Pero la reflexión final surgió cuando le conté esta historia a un querido amigo ya mayor, que malhumorado me dijo: cómo se ve que no tienen nada que hacer. Lo único que respondí fue: Pero sí, que tengo muchísimo trabajo… porque en verdad lo tengo, mucho, muchísimo, demasiado, diría yo. He ahí la cosa: ¿por qué demorarme entonces en una catarina, porqué demorarme en contar su historia, nuestra historia, una y mil veces a cada persona y, no siendo suficiente, venir a escribirla acá?

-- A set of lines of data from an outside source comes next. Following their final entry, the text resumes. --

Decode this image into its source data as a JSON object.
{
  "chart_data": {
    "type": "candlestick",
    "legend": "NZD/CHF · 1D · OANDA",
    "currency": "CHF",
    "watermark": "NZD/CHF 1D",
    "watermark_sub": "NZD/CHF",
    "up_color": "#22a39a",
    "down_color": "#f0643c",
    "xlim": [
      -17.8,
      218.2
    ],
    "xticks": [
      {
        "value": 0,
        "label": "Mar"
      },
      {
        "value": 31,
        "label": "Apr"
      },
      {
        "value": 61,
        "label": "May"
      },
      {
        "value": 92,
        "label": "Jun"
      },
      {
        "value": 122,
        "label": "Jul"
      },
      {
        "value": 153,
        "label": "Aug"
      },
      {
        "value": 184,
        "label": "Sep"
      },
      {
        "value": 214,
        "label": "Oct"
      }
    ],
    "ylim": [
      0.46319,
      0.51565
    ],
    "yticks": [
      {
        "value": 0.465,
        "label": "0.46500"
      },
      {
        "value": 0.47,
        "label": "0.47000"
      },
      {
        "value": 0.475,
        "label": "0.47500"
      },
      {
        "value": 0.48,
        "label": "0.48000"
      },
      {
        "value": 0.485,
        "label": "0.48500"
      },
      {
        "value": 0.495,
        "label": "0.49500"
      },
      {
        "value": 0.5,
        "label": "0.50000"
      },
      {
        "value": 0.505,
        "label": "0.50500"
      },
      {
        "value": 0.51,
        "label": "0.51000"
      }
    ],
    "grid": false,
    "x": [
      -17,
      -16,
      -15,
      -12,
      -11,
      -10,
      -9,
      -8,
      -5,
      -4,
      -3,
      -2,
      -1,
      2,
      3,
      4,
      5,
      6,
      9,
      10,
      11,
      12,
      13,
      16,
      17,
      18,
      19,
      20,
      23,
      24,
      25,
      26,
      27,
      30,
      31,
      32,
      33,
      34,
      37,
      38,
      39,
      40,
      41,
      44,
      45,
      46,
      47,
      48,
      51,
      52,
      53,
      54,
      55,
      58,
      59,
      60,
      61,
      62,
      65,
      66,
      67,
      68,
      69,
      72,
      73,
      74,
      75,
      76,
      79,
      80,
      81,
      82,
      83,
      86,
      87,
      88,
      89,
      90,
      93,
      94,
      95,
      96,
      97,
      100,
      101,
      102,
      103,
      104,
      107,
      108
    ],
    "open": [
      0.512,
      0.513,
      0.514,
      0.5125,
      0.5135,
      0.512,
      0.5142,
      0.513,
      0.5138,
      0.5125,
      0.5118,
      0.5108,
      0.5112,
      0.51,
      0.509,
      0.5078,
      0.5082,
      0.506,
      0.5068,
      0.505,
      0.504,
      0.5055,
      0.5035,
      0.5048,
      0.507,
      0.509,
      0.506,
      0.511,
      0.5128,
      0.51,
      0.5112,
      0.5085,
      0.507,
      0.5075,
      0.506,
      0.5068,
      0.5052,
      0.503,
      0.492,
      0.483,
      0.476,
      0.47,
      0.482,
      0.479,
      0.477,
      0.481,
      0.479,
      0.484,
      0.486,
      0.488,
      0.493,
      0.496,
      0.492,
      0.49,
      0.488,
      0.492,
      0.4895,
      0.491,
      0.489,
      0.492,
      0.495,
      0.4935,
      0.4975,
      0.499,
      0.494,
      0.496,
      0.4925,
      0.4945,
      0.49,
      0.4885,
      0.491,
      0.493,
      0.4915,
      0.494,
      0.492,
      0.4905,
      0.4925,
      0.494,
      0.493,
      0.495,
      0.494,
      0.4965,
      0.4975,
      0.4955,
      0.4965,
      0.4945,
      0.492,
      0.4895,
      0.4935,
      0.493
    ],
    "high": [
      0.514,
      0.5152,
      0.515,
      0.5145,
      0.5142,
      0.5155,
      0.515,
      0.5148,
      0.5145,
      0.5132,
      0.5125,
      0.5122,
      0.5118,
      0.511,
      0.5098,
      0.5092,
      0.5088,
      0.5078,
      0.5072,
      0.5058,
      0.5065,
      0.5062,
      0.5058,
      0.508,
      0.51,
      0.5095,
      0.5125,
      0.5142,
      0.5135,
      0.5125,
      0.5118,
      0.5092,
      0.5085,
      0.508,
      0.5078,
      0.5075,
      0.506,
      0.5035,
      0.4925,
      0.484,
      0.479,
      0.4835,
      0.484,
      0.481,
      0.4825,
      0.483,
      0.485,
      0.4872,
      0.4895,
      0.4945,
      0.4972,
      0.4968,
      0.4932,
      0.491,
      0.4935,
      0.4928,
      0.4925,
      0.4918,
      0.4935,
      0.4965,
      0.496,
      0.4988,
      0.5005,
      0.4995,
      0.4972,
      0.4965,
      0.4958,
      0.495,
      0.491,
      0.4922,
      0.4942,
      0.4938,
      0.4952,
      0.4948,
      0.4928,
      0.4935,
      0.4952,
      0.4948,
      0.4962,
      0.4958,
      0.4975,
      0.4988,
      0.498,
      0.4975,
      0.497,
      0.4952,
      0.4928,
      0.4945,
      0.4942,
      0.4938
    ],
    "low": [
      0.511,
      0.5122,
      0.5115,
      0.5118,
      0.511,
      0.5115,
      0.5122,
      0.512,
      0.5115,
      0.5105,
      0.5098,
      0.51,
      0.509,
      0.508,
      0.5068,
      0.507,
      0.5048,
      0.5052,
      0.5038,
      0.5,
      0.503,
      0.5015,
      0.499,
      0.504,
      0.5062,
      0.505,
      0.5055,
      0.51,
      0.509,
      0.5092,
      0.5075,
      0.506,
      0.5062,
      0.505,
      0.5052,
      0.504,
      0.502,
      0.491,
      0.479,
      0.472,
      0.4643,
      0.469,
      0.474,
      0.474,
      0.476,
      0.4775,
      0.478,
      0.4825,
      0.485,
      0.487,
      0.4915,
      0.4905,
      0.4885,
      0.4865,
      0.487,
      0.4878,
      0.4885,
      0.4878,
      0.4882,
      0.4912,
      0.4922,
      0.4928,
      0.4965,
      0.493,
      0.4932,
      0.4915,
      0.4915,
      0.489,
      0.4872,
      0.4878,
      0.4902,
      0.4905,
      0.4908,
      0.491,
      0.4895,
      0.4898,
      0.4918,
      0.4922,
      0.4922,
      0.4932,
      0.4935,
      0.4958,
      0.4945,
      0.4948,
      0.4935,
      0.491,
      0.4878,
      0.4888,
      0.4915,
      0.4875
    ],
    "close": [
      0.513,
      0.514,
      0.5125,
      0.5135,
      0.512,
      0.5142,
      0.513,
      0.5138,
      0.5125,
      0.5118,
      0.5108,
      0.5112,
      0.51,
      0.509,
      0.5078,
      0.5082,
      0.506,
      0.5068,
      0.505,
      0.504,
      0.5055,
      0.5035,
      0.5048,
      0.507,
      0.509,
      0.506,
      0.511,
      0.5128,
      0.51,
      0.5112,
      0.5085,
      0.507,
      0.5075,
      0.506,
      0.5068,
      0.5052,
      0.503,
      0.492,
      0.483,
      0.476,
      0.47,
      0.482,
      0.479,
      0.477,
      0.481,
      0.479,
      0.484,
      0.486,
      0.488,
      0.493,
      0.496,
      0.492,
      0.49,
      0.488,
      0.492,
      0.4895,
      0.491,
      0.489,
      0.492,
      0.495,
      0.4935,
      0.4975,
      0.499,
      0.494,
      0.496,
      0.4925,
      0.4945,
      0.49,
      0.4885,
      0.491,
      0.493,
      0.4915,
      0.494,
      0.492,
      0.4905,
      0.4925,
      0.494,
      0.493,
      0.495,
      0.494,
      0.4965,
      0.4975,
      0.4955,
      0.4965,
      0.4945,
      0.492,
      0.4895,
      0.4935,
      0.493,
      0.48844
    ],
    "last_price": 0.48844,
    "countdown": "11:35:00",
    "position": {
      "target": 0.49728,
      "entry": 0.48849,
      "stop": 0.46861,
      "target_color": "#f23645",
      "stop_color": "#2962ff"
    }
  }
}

Porque las cosas sencillas que en verdad nos gustan que nos llaman de manera natural, como una catarina o antaño una muñeca Lily Ledi, son las que aun pueden darnos un poco de felicidad. Solo que eso no lo sabemos y cuando nos lo dicen, no lo creemos: tenemos que vivirlo. Las cosas discretas, las cosas sencillas, si logramos que se nos peguen y ser con ellas una breve orilla, crean una nueva perspectiva de la vida: son la vida misma. Buscamos “grandes” aventuras, “grades” viajes, “grandes” amores, supuestamente para darnos cuenta de que estamos vivos, de que somos osados, de que somos amados. Pero no funciona… ¿porqué? Por que lo que hace grande o pequeña una aventura, un viaje o un amor, es la capacidad de aceptar y amar las cosas sencillas que se dan sin más, y darles aire, permitirles existir en la ligereza de la alegría. Cuando a una aventura, a un viaje o a un amor le falta la ligereza de la alegría, y no nos hace reír, y no nos abraza como a la vida misma, y no nos hace sentir la intimidad de la vivencia más honda, cuando no hay, en resumen, alegría sino sentimiento de ausencia y de lejanía, es que algo anda mal: no se están valorando las cosas sencillas, las cosas discretas. No hace falta tener grandes aventuras, ni viajes, ni amores, ni nada. Hace falta ser capaz de darle a nuestra existencia el aire, el respiro de ser feliz en las cosas sencillas que nos atraen de manera natural. A unos nos gustan los animales. A otros las caminatas, otros más disfrutan la música, la escritura o las palabras. Pero esas cosas sencillas que nos llaman de manera natural, son las que pueden darle sustancia a nuestras vidas. Y son las que acaso podamos compartir con nuestro iguales, con aquellos que aman y se demoran en esa mismo tipo de cosas sencillas. Y sí la clave está, como decía Pellicer, en juntarnos con ellas, como dos orillas.
No se qué haga en este instante mi pequeña catarina. Pero en mi dejó la presencia de su pequeño caparazón rojo y de sus alitas intentando volar: dejó la presencia de las cosas sencillas que ma atraen y me gustan de manera natural. Por eso he venido aquí a contar esta historia, así quizá otros más se dejen llevar por las cosas amables y sencillas que les llaman de manera natural...

Tomás y las palabras

Dice mi querido amigo Tomás Pollán, que él retoma la distinción entre amigos, conocidos y saludados. Ayer, con él y mis amigas, reímos mucho y disfrutando de una cena al aire libre. Reímos como solemos hacerlo cuando estamos entre amigos, con Tomás. "Entrañable" es una palabra que define bien el sentimiento que Tomás provoca en las personas. Es una gente que uno la siente así: entrañable. Vaya usted a saber la razón por la que pocas personas nos hacen sentir eso... Quizá sea que la inteligencia brilla e ilumina al otro cuando en ella anida el sentido del humor, y para eso, como para muchas otras cosas, Tomás se pinta solo. Pero lo que quiero reflexionar aquí tiene que ver con algo que me comentó este singular amigo mío (que no conocido ni saludado, sino amigo): algo que me ha dejado pensando.
Tomás ama las palabras. Puede ser feliz horas y horas en compañía de su Liddell-Scott y su Corominas. Me imagino que ese es uno de los muchos gustos que compartimos... estando de viaje yo también suelo extrañar esos diccionarios, y anhelo regresar a ellos para consultar palabras, para que me hablen las palabras, para que me expliquen su verdadero significado...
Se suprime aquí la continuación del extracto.